Hukum, Kriminal, Seluma590 Dilihat

Seluma, Globaltoday.id- Salah seorang wartawan media online berinisial S (37) warga Desa Kelurahan Kembang Mumpo, Kecamatan Semidang Alas Maras diduga mendapat intimidasi dari pihak supplier material pasir dalam pengerjaan proyek peningkatan saluran irigasi kiri D.I. air Alas Kabupaten Seluma yang terletak di Kecamatan Semidang Alas dan Semidang Alas Maras beberapa waktu yang lalu.

Pada saat kegiatan proyek berjalan, salah satu wartawan dari media online memberitakan pengerjaan tersebut bahwa dalam judul pemberitaan yang di tulis oleh wartawan tersebut yaitu Material Proyek Irigasi D.I. Air Alas Diduga Menggunakan Pasir Pantai, Masyarakat Bertanya-tanya.

Tak terima pemberitaan yang diangkat oleh S, supplier tersebut mencoba menghubungi dan sempat mendatangi rumah S yang terletak di Kelurahan Kembang Mumpo, Kecamatan Semidang Alas Maras bermaksud untuk mempertanyakan persoalan berita tersebut.

“Pertama dia menelpon saya dan mengajak untuk bertemu di salah satu warung lesehan di pinggir pantai Ancol yang terletak di Desa Padang Bakung yang sudah dijanjikan,” ucapnya.

Dirinya menambahkan, tak lama kemudian supplier beserta pelaksana datang menghampiri dirinya dan mempertanyakan masalah pemberitaan dugaan material yang dikirim oleh supplier tersebut.
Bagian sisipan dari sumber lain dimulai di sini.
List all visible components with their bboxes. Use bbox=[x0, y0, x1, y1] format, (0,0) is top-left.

“Mereka bertanya apa maksudnya menaikan berita tersebut? S pun menjawab berita yang saya angkat memang sesuai dengan yang ada dilapangan, serta sempel yang saya ambil memang benar ini bukan pasir sungai melainkan pasir muara atau pasir pantai, lalu pelaksana dan supplier mengancam ke saya dengan ancaman jika berita tersebut tidak dirillis ulang maka sore ini saya akan ditangkap,” jelasnya.

Tak puas dengan jawaban yang disampaikan oleh S pada saat mereka mendatangi rumahnya, lantas salah seorang Supplier tersebut kembali mencoba menghubungin S melalui via telepon whattsaAp pada saat S berada di sawah.

Dalam percakapan mereka melalui via telepon whattsaAp tersebut, oknum supplier menuntut dan menyuruh S untuk menghapus pemberitaan tersebut dan meminta maaf kepada supplier dengan dalih pemberitaan tersebut tidak benar.

“Pemberitaan kau itu salah, gak ada kami menggunakan pasir muara atau pasir pantai seperti yang kau beritakan di media kau itu dan kuari tempat kami mengambil material itu jelas, dari surat-surat maupun legalitas,” ujarnya dalam percakapan telpon bersama S.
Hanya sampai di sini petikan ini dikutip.